Francisco Uribes decidió poner en marcha la bodega como consecuencia de su gusto por el campo y con la llegada su desarrollo profesional en la arquitectura, aunque nunca ha dejado de practicarla. De hecho, la bodega y todas las ampliaciones y mejoras que se llevan a cabo en la misma están diseñadas por él. La afición al vino y a la naturaleza de Francisco y su mujer los impulsó a plantar viñas y empezar a hacer pruebas cerca de Huete, su ciudad natal, donde se construyó la bodega. En 1992 salió al mercado la primera cosecha, que consistía en 3.000 botellas de un vino que en la época era un vino de mesa, ya que no existían las denominaciones de origen. Hoy en día cuentan con una producción de alrededor de 100.000 botellas anuales y una denominación de origen. Paula Uribes es la hija de Francisco y actualmente es la enóloga y gerente de la bodega Calzadilla, donde ha pasado prácticamente toda su vida. Es la pequeña de cuatro hermanos y aunque es la única que se dedica al sector del vino, confiesa que tanto sus hermanos como sus padres la ayudan y la apoyan en cada decisión. Le encanta su trabajo y se ha convertido en un estilo de vida para ella.

Tecnológicamente hablando, Paula cree que sus padres fueron realmente visionarios, ya que el sector de la enología no estaba tan desarrollado como ahora cuando ellos empezaron con el proyecto. El matrimonio comenzó a plantar en terrazas buscando altitud para que las noches de verano sean frescas y la madurez de la uva vaya despacio. Además, trabajan con un proceso de fermentación por decantación, que consiste en vendimiar la uva, enfriarla hasta que alcance los 8 grados y subirla a una cinta de selección donde se eliminan la uva en mal estado, los palos y las hojas. Mediante un diseño de la bodega y de los depósitos que permite que la uva caiga a los mismos por gravedad, se evita que una bomba la machaque y se oxide el mosto. Paula asegura que la viña es muy plástica y que cada año permite probar algo nuevo en cada parcela, por lo que en la bodega nunca se para de innovar.

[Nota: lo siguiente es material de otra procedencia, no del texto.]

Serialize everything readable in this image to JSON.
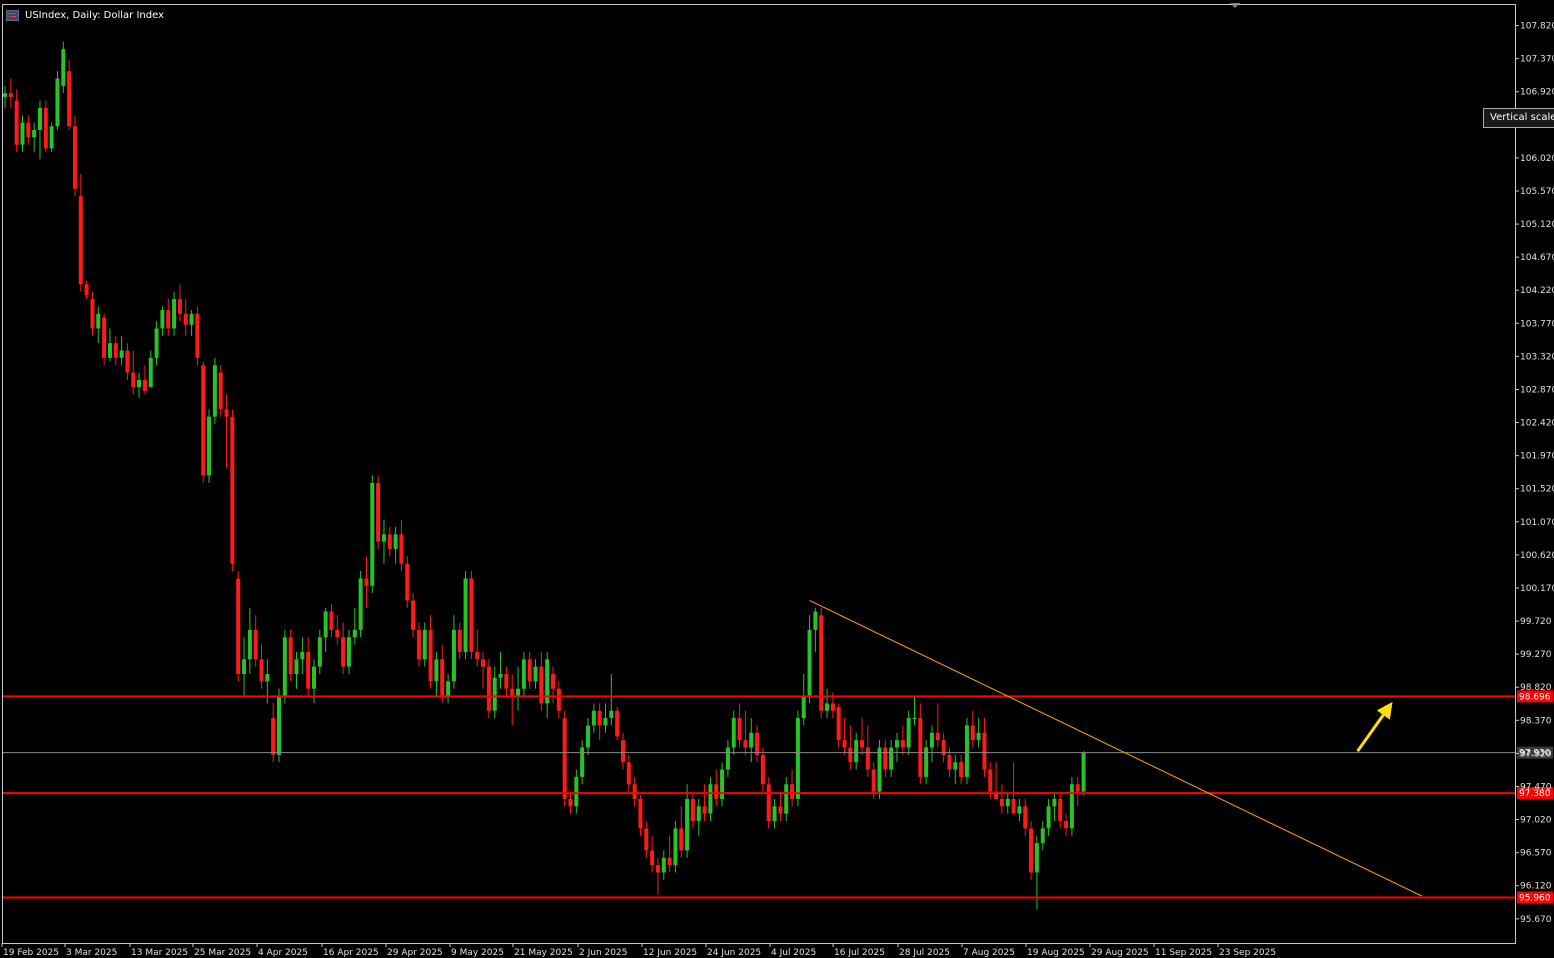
{
  "window": {
    "title": "USIndex, Daily:  Dollar Index",
    "tooltip": "Vertical scale"
  },
  "colors": {
    "background": "#000000",
    "bull_candle": "#26c426",
    "bear_candle": "#ff1a1a",
    "horizontal_level": "#ff0000",
    "trendline": "#ffa500",
    "arrow": "#ffe000",
    "current_price_line": "#8a8a8a",
    "axis": "#c8c8c8"
  },
  "chart_data": {
    "type": "candlestick",
    "symbol": "USIndex",
    "timeframe": "Daily",
    "title": "USIndex, Daily:  Dollar Index",
    "ylim": [
      95.3,
      108.1
    ],
    "y_ticks": [
      "107.820",
      "107.370",
      "106.920",
      "106.470",
      "106.020",
      "105.570",
      "105.120",
      "104.670",
      "104.220",
      "103.770",
      "103.320",
      "102.870",
      "102.420",
      "101.970",
      "101.520",
      "101.070",
      "100.620",
      "100.170",
      "99.720",
      "99.270",
      "98.820",
      "98.370",
      "97.920",
      "97.470",
      "97.020",
      "96.570",
      "96.120",
      "95.670"
    ],
    "x_ticks": [
      "19 Feb 2025",
      "3 Mar 2025",
      "13 Mar 2025",
      "25 Mar 2025",
      "4 Apr 2025",
      "16 Apr 2025",
      "29 Apr 2025",
      "9 May 2025",
      "21 May 2025",
      "2 Jun 2025",
      "12 Jun 2025",
      "24 Jun 2025",
      "4 Jul 2025",
      "16 Jul 2025",
      "28 Jul 2025",
      "7 Aug 2025",
      "19 Aug 2025",
      "29 Aug 2025",
      "11 Sep 2025",
      "23 Sep 2025"
    ],
    "grid": false,
    "horizontal_levels": [
      {
        "price": 98.696,
        "label": "98.696"
      },
      {
        "price": 97.38,
        "label": "97.380"
      },
      {
        "price": 95.96,
        "label": "95.960"
      }
    ],
    "current_price": {
      "price": 97.93,
      "label": "97.930"
    },
    "trendline": {
      "from": {
        "index": 138,
        "price": 100.0
      },
      "to": {
        "index": 243,
        "price": 95.98
      }
    },
    "arrow": {
      "from": {
        "index": 232,
        "price": 97.95
      },
      "to": {
        "index": 238,
        "price": 98.62
      }
    },
    "candles": [
      {
        "o": 106.85,
        "h": 107.0,
        "l": 106.7,
        "c": 106.9
      },
      {
        "o": 106.9,
        "h": 107.1,
        "l": 106.7,
        "c": 106.85
      },
      {
        "o": 106.8,
        "h": 106.95,
        "l": 106.1,
        "c": 106.2
      },
      {
        "o": 106.2,
        "h": 106.6,
        "l": 106.1,
        "c": 106.5
      },
      {
        "o": 106.5,
        "h": 106.6,
        "l": 106.2,
        "c": 106.3
      },
      {
        "o": 106.3,
        "h": 106.5,
        "l": 106.1,
        "c": 106.4
      },
      {
        "o": 106.4,
        "h": 106.8,
        "l": 106.0,
        "c": 106.7
      },
      {
        "o": 106.7,
        "h": 106.8,
        "l": 106.1,
        "c": 106.15
      },
      {
        "o": 106.15,
        "h": 106.5,
        "l": 106.1,
        "c": 106.45
      },
      {
        "o": 106.45,
        "h": 107.2,
        "l": 106.4,
        "c": 107.1
      },
      {
        "o": 107.0,
        "h": 107.6,
        "l": 106.9,
        "c": 107.5
      },
      {
        "o": 107.2,
        "h": 107.35,
        "l": 106.4,
        "c": 106.45
      },
      {
        "o": 106.45,
        "h": 106.6,
        "l": 105.5,
        "c": 105.6
      },
      {
        "o": 105.5,
        "h": 105.8,
        "l": 104.2,
        "c": 104.3
      },
      {
        "o": 104.3,
        "h": 104.35,
        "l": 104.1,
        "c": 104.15
      },
      {
        "o": 104.1,
        "h": 104.2,
        "l": 103.6,
        "c": 103.7
      },
      {
        "o": 103.7,
        "h": 104.0,
        "l": 103.5,
        "c": 103.9
      },
      {
        "o": 103.85,
        "h": 103.9,
        "l": 103.2,
        "c": 103.3
      },
      {
        "o": 103.3,
        "h": 103.7,
        "l": 103.25,
        "c": 103.5
      },
      {
        "o": 103.5,
        "h": 103.6,
        "l": 103.2,
        "c": 103.3
      },
      {
        "o": 103.3,
        "h": 103.6,
        "l": 103.2,
        "c": 103.4
      },
      {
        "o": 103.4,
        "h": 103.5,
        "l": 103.0,
        "c": 103.1
      },
      {
        "o": 103.1,
        "h": 103.4,
        "l": 102.8,
        "c": 102.9
      },
      {
        "o": 102.9,
        "h": 103.1,
        "l": 102.75,
        "c": 103.0
      },
      {
        "o": 103.0,
        "h": 103.2,
        "l": 102.8,
        "c": 102.85
      },
      {
        "o": 102.9,
        "h": 103.4,
        "l": 102.9,
        "c": 103.3
      },
      {
        "o": 103.3,
        "h": 103.8,
        "l": 103.2,
        "c": 103.7
      },
      {
        "o": 103.7,
        "h": 104.0,
        "l": 103.6,
        "c": 103.95
      },
      {
        "o": 103.95,
        "h": 104.1,
        "l": 103.6,
        "c": 103.7
      },
      {
        "o": 103.7,
        "h": 104.2,
        "l": 103.6,
        "c": 104.1
      },
      {
        "o": 104.1,
        "h": 104.3,
        "l": 103.8,
        "c": 103.9
      },
      {
        "o": 103.9,
        "h": 104.1,
        "l": 103.6,
        "c": 103.75
      },
      {
        "o": 103.75,
        "h": 103.95,
        "l": 103.6,
        "c": 103.9
      },
      {
        "o": 103.9,
        "h": 104.0,
        "l": 103.2,
        "c": 103.3
      },
      {
        "o": 103.2,
        "h": 103.25,
        "l": 101.6,
        "c": 101.7
      },
      {
        "o": 101.7,
        "h": 102.6,
        "l": 101.6,
        "c": 102.5
      },
      {
        "o": 102.5,
        "h": 103.3,
        "l": 102.4,
        "c": 103.2
      },
      {
        "o": 103.1,
        "h": 103.2,
        "l": 102.5,
        "c": 102.6
      },
      {
        "o": 102.6,
        "h": 102.8,
        "l": 101.8,
        "c": 102.5
      },
      {
        "o": 102.5,
        "h": 102.6,
        "l": 100.4,
        "c": 100.5
      },
      {
        "o": 100.3,
        "h": 100.4,
        "l": 98.9,
        "c": 99.0
      },
      {
        "o": 99.0,
        "h": 99.5,
        "l": 98.7,
        "c": 99.2
      },
      {
        "o": 99.2,
        "h": 99.9,
        "l": 99.0,
        "c": 99.6
      },
      {
        "o": 99.6,
        "h": 99.8,
        "l": 99.1,
        "c": 99.2
      },
      {
        "o": 99.2,
        "h": 99.4,
        "l": 98.8,
        "c": 98.9
      },
      {
        "o": 98.9,
        "h": 99.2,
        "l": 98.6,
        "c": 99.0
      },
      {
        "o": 98.4,
        "h": 98.6,
        "l": 97.8,
        "c": 97.9
      },
      {
        "o": 97.9,
        "h": 98.8,
        "l": 97.8,
        "c": 98.7
      },
      {
        "o": 98.7,
        "h": 99.6,
        "l": 98.6,
        "c": 99.5
      },
      {
        "o": 99.5,
        "h": 99.6,
        "l": 98.9,
        "c": 99.0
      },
      {
        "o": 99.0,
        "h": 99.3,
        "l": 98.8,
        "c": 99.2
      },
      {
        "o": 99.2,
        "h": 99.5,
        "l": 99.0,
        "c": 99.3
      },
      {
        "o": 99.3,
        "h": 99.5,
        "l": 98.7,
        "c": 98.8
      },
      {
        "o": 98.8,
        "h": 99.2,
        "l": 98.6,
        "c": 99.1
      },
      {
        "o": 99.1,
        "h": 99.6,
        "l": 99.0,
        "c": 99.5
      },
      {
        "o": 99.5,
        "h": 99.9,
        "l": 99.3,
        "c": 99.85
      },
      {
        "o": 99.85,
        "h": 99.95,
        "l": 99.5,
        "c": 99.6
      },
      {
        "o": 99.6,
        "h": 99.8,
        "l": 99.4,
        "c": 99.5
      },
      {
        "o": 99.5,
        "h": 99.7,
        "l": 99.0,
        "c": 99.1
      },
      {
        "o": 99.1,
        "h": 99.6,
        "l": 99.0,
        "c": 99.5
      },
      {
        "o": 99.5,
        "h": 99.9,
        "l": 99.4,
        "c": 99.6
      },
      {
        "o": 99.6,
        "h": 100.4,
        "l": 99.5,
        "c": 100.3
      },
      {
        "o": 100.3,
        "h": 100.6,
        "l": 99.9,
        "c": 100.2
      },
      {
        "o": 100.2,
        "h": 101.7,
        "l": 100.1,
        "c": 101.6
      },
      {
        "o": 101.6,
        "h": 101.7,
        "l": 100.7,
        "c": 100.8
      },
      {
        "o": 100.8,
        "h": 101.1,
        "l": 100.5,
        "c": 100.9
      },
      {
        "o": 100.9,
        "h": 101.0,
        "l": 100.6,
        "c": 100.7
      },
      {
        "o": 100.7,
        "h": 101.0,
        "l": 100.5,
        "c": 100.9
      },
      {
        "o": 100.9,
        "h": 101.1,
        "l": 100.4,
        "c": 100.5
      },
      {
        "o": 100.5,
        "h": 100.6,
        "l": 99.9,
        "c": 100.0
      },
      {
        "o": 100.0,
        "h": 100.1,
        "l": 99.5,
        "c": 99.6
      },
      {
        "o": 99.6,
        "h": 99.7,
        "l": 99.1,
        "c": 99.2
      },
      {
        "o": 99.2,
        "h": 99.7,
        "l": 99.1,
        "c": 99.6
      },
      {
        "o": 99.6,
        "h": 99.8,
        "l": 98.8,
        "c": 98.9
      },
      {
        "o": 98.9,
        "h": 99.3,
        "l": 98.7,
        "c": 99.2
      },
      {
        "o": 99.2,
        "h": 99.4,
        "l": 98.6,
        "c": 98.7
      },
      {
        "o": 98.7,
        "h": 99.0,
        "l": 98.6,
        "c": 98.9
      },
      {
        "o": 98.9,
        "h": 99.8,
        "l": 98.8,
        "c": 99.6
      },
      {
        "o": 99.6,
        "h": 99.7,
        "l": 99.2,
        "c": 99.3
      },
      {
        "o": 99.3,
        "h": 100.4,
        "l": 99.2,
        "c": 100.3
      },
      {
        "o": 100.3,
        "h": 100.4,
        "l": 99.2,
        "c": 99.3
      },
      {
        "o": 99.3,
        "h": 99.6,
        "l": 99.1,
        "c": 99.2
      },
      {
        "o": 99.2,
        "h": 99.3,
        "l": 98.8,
        "c": 99.1
      },
      {
        "o": 99.1,
        "h": 99.2,
        "l": 98.4,
        "c": 98.5
      },
      {
        "o": 98.5,
        "h": 99.1,
        "l": 98.4,
        "c": 98.95
      },
      {
        "o": 98.95,
        "h": 99.3,
        "l": 98.8,
        "c": 99.0
      },
      {
        "o": 99.0,
        "h": 99.1,
        "l": 98.7,
        "c": 98.8
      },
      {
        "o": 98.8,
        "h": 99.0,
        "l": 98.3,
        "c": 98.7
      },
      {
        "o": 98.7,
        "h": 99.1,
        "l": 98.5,
        "c": 98.8
      },
      {
        "o": 98.8,
        "h": 99.3,
        "l": 98.7,
        "c": 99.2
      },
      {
        "o": 99.2,
        "h": 99.3,
        "l": 98.8,
        "c": 98.9
      },
      {
        "o": 98.9,
        "h": 99.2,
        "l": 98.8,
        "c": 99.1
      },
      {
        "o": 99.1,
        "h": 99.3,
        "l": 98.5,
        "c": 98.6
      },
      {
        "o": 98.6,
        "h": 99.3,
        "l": 98.4,
        "c": 99.2
      },
      {
        "o": 99.0,
        "h": 99.1,
        "l": 98.6,
        "c": 98.8
      },
      {
        "o": 98.8,
        "h": 98.9,
        "l": 98.4,
        "c": 98.5
      },
      {
        "o": 98.4,
        "h": 98.5,
        "l": 97.2,
        "c": 97.3
      },
      {
        "o": 97.3,
        "h": 97.4,
        "l": 97.1,
        "c": 97.2
      },
      {
        "o": 97.2,
        "h": 97.7,
        "l": 97.1,
        "c": 97.6
      },
      {
        "o": 97.6,
        "h": 98.1,
        "l": 97.5,
        "c": 98.0
      },
      {
        "o": 98.0,
        "h": 98.4,
        "l": 97.9,
        "c": 98.3
      },
      {
        "o": 98.3,
        "h": 98.6,
        "l": 98.2,
        "c": 98.5
      },
      {
        "o": 98.5,
        "h": 98.6,
        "l": 98.1,
        "c": 98.3
      },
      {
        "o": 98.3,
        "h": 98.6,
        "l": 98.2,
        "c": 98.4
      },
      {
        "o": 98.4,
        "h": 99.0,
        "l": 98.3,
        "c": 98.5
      },
      {
        "o": 98.5,
        "h": 98.55,
        "l": 98.1,
        "c": 98.15
      },
      {
        "o": 98.1,
        "h": 98.2,
        "l": 97.7,
        "c": 97.8
      },
      {
        "o": 97.8,
        "h": 97.9,
        "l": 97.4,
        "c": 97.5
      },
      {
        "o": 97.5,
        "h": 97.6,
        "l": 97.2,
        "c": 97.3
      },
      {
        "o": 97.3,
        "h": 97.35,
        "l": 96.8,
        "c": 96.9
      },
      {
        "o": 96.9,
        "h": 97.0,
        "l": 96.5,
        "c": 96.6
      },
      {
        "o": 96.6,
        "h": 96.8,
        "l": 96.3,
        "c": 96.4
      },
      {
        "o": 96.4,
        "h": 96.5,
        "l": 96.0,
        "c": 96.3
      },
      {
        "o": 96.3,
        "h": 96.6,
        "l": 96.2,
        "c": 96.5
      },
      {
        "o": 96.5,
        "h": 96.8,
        "l": 96.3,
        "c": 96.4
      },
      {
        "o": 96.4,
        "h": 97.0,
        "l": 96.3,
        "c": 96.9
      },
      {
        "o": 96.9,
        "h": 97.2,
        "l": 96.5,
        "c": 96.6
      },
      {
        "o": 96.6,
        "h": 97.5,
        "l": 96.5,
        "c": 97.3
      },
      {
        "o": 97.3,
        "h": 97.4,
        "l": 96.9,
        "c": 97.0
      },
      {
        "o": 97.0,
        "h": 97.3,
        "l": 96.8,
        "c": 97.2
      },
      {
        "o": 97.2,
        "h": 97.5,
        "l": 97.0,
        "c": 97.1
      },
      {
        "o": 97.1,
        "h": 97.6,
        "l": 97.0,
        "c": 97.5
      },
      {
        "o": 97.5,
        "h": 97.7,
        "l": 97.2,
        "c": 97.3
      },
      {
        "o": 97.3,
        "h": 97.8,
        "l": 97.2,
        "c": 97.7
      },
      {
        "o": 97.7,
        "h": 98.1,
        "l": 97.6,
        "c": 98.0
      },
      {
        "o": 98.0,
        "h": 98.5,
        "l": 97.9,
        "c": 98.4
      },
      {
        "o": 98.4,
        "h": 98.6,
        "l": 98.0,
        "c": 98.1
      },
      {
        "o": 98.1,
        "h": 98.5,
        "l": 97.9,
        "c": 98.0
      },
      {
        "o": 98.0,
        "h": 98.4,
        "l": 97.8,
        "c": 98.2
      },
      {
        "o": 98.2,
        "h": 98.3,
        "l": 97.8,
        "c": 97.9
      },
      {
        "o": 97.9,
        "h": 98.0,
        "l": 97.4,
        "c": 97.5
      },
      {
        "o": 97.5,
        "h": 97.6,
        "l": 96.9,
        "c": 97.0
      },
      {
        "o": 97.0,
        "h": 97.3,
        "l": 96.9,
        "c": 97.2
      },
      {
        "o": 97.2,
        "h": 97.4,
        "l": 97.0,
        "c": 97.1
      },
      {
        "o": 97.1,
        "h": 97.6,
        "l": 97.0,
        "c": 97.5
      },
      {
        "o": 97.5,
        "h": 97.7,
        "l": 97.2,
        "c": 97.3
      },
      {
        "o": 97.3,
        "h": 98.5,
        "l": 97.2,
        "c": 98.4
      },
      {
        "o": 98.4,
        "h": 99.0,
        "l": 98.3,
        "c": 98.7
      },
      {
        "o": 98.7,
        "h": 99.8,
        "l": 98.6,
        "c": 99.6
      },
      {
        "o": 99.6,
        "h": 99.9,
        "l": 99.3,
        "c": 99.85
      },
      {
        "o": 99.8,
        "h": 99.9,
        "l": 98.4,
        "c": 98.5
      },
      {
        "o": 98.5,
        "h": 98.8,
        "l": 98.4,
        "c": 98.6
      },
      {
        "o": 98.6,
        "h": 98.75,
        "l": 98.4,
        "c": 98.5
      },
      {
        "o": 98.55,
        "h": 98.6,
        "l": 98.0,
        "c": 98.1
      },
      {
        "o": 98.1,
        "h": 98.4,
        "l": 97.9,
        "c": 98.0
      },
      {
        "o": 98.0,
        "h": 98.3,
        "l": 97.7,
        "c": 97.8
      },
      {
        "o": 97.8,
        "h": 98.2,
        "l": 97.7,
        "c": 98.1
      },
      {
        "o": 98.1,
        "h": 98.4,
        "l": 97.9,
        "c": 98.0
      },
      {
        "o": 98.0,
        "h": 98.3,
        "l": 97.6,
        "c": 97.7
      },
      {
        "o": 97.7,
        "h": 97.8,
        "l": 97.3,
        "c": 97.4
      },
      {
        "o": 97.4,
        "h": 98.1,
        "l": 97.3,
        "c": 98.0
      },
      {
        "o": 98.0,
        "h": 98.1,
        "l": 97.6,
        "c": 97.7
      },
      {
        "o": 97.7,
        "h": 98.1,
        "l": 97.6,
        "c": 98.0
      },
      {
        "o": 98.0,
        "h": 98.2,
        "l": 97.8,
        "c": 98.1
      },
      {
        "o": 98.1,
        "h": 98.3,
        "l": 97.9,
        "c": 98.0
      },
      {
        "o": 98.0,
        "h": 98.5,
        "l": 97.9,
        "c": 98.4
      },
      {
        "o": 98.4,
        "h": 98.7,
        "l": 98.3,
        "c": 98.4
      },
      {
        "o": 98.4,
        "h": 98.6,
        "l": 97.5,
        "c": 97.6
      },
      {
        "o": 97.6,
        "h": 98.1,
        "l": 97.5,
        "c": 98.0
      },
      {
        "o": 98.0,
        "h": 98.3,
        "l": 97.8,
        "c": 98.2
      },
      {
        "o": 98.2,
        "h": 98.6,
        "l": 98.0,
        "c": 98.1
      },
      {
        "o": 98.1,
        "h": 98.2,
        "l": 97.8,
        "c": 97.9
      },
      {
        "o": 97.9,
        "h": 98.0,
        "l": 97.6,
        "c": 97.7
      },
      {
        "o": 97.7,
        "h": 97.9,
        "l": 97.5,
        "c": 97.8
      },
      {
        "o": 97.8,
        "h": 97.9,
        "l": 97.5,
        "c": 97.6
      },
      {
        "o": 97.6,
        "h": 98.4,
        "l": 97.5,
        "c": 98.3
      },
      {
        "o": 98.3,
        "h": 98.5,
        "l": 98.0,
        "c": 98.1
      },
      {
        "o": 98.1,
        "h": 98.4,
        "l": 98.0,
        "c": 98.2
      },
      {
        "o": 98.2,
        "h": 98.4,
        "l": 97.6,
        "c": 97.7
      },
      {
        "o": 97.7,
        "h": 97.8,
        "l": 97.3,
        "c": 97.4
      },
      {
        "o": 97.4,
        "h": 97.8,
        "l": 97.3,
        "c": 97.3
      },
      {
        "o": 97.3,
        "h": 97.5,
        "l": 97.1,
        "c": 97.2
      },
      {
        "o": 97.2,
        "h": 97.4,
        "l": 97.1,
        "c": 97.3
      },
      {
        "o": 97.3,
        "h": 97.8,
        "l": 97.2,
        "c": 97.1
      },
      {
        "o": 97.1,
        "h": 97.3,
        "l": 97.0,
        "c": 97.2
      },
      {
        "o": 97.2,
        "h": 97.3,
        "l": 96.8,
        "c": 96.9
      },
      {
        "o": 96.9,
        "h": 97.0,
        "l": 96.2,
        "c": 96.3
      },
      {
        "o": 96.3,
        "h": 96.8,
        "l": 95.8,
        "c": 96.7
      },
      {
        "o": 96.7,
        "h": 97.0,
        "l": 96.6,
        "c": 96.9
      },
      {
        "o": 96.9,
        "h": 97.3,
        "l": 96.8,
        "c": 97.2
      },
      {
        "o": 97.2,
        "h": 97.4,
        "l": 97.0,
        "c": 97.3
      },
      {
        "o": 97.3,
        "h": 97.4,
        "l": 96.9,
        "c": 97.0
      },
      {
        "o": 97.0,
        "h": 97.1,
        "l": 96.8,
        "c": 96.9
      },
      {
        "o": 96.9,
        "h": 97.6,
        "l": 96.8,
        "c": 97.5
      },
      {
        "o": 97.5,
        "h": 97.6,
        "l": 97.2,
        "c": 97.4
      },
      {
        "o": 97.4,
        "h": 97.95,
        "l": 97.35,
        "c": 97.93
      }
    ]
  }
}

Pago Calzadilla tiene la capacidad de producir todos sus vinos con mucha crianza en barrica y en botella. Utilizan como base el tempranillo, que es la variedad nacional principal, y mezclan distintos tipos de vino para darle más complejidad. La última novedad que han sacado es Matelot, un vino blanco para el que también eligieron una variedad nacional, la garnacha blanca, con lo que buscan frescura y un toque más veraniego, ya que el resto de sus vinos son de invierno. Opta es su vino de gama de entrada, es un vino más fresco y afrutado. La variedad Classic es, junto con el anterior, el vino más demandado de la bodega. Además, fue el que sus padres sacaron por primera vez. Se trata, según Paula, del vino más personal y más mineral, por lo que ella lo considera como el más singular y característico de la bodega. Por su parte, la particularidad de Allegro es que es muy especiado y que proviene del viñedo más alto, a 1.000 metros de actitud. El vino top de la bodega es Gran Calzadilla. Paula asegura que es lo mejor que hay en la bodega, y es que las mejores barricas van destinadas a este vino. La otra gran novedad es una garnacha tinta, que es 100% garnacha y una variedad más fresca.

Situada en un enclave tan particular como La Alcarria de Cuenca y decorada en colores amarillos y marrones que contrastan con el verde de las viñas, la bodega recibe visitas semanalmente que suman alrededor de 4.000 anuales. Durante estas visitas enseñan al cliente la bodega y explican los procesos de viticultura para acabar degustando algunos vinos con una explicación de cada uno. Además, Pago Calzadilla participa en catas y ferias porque, según Paula, “te das a conocer donde no estás, y en sitios donde sí estás puedes ayudar a que la gente pruebe tus vinos y que vean la gente que hay detrás de todo esto”. Aunque la enóloga considera que este es un sector muy bonito, confiesa que necesita mucho control y que existen muchos obstáculos en la producción y la comercialización. El 50% de los vinos de Pago Calzadilla van destinados al comercio nacional, sobre todo a Castilla-La Mancha, Valencia y Madrid; y el otro 50% a exportación, en especial a Suiza, Alemania, Canadá y Estados Unidos.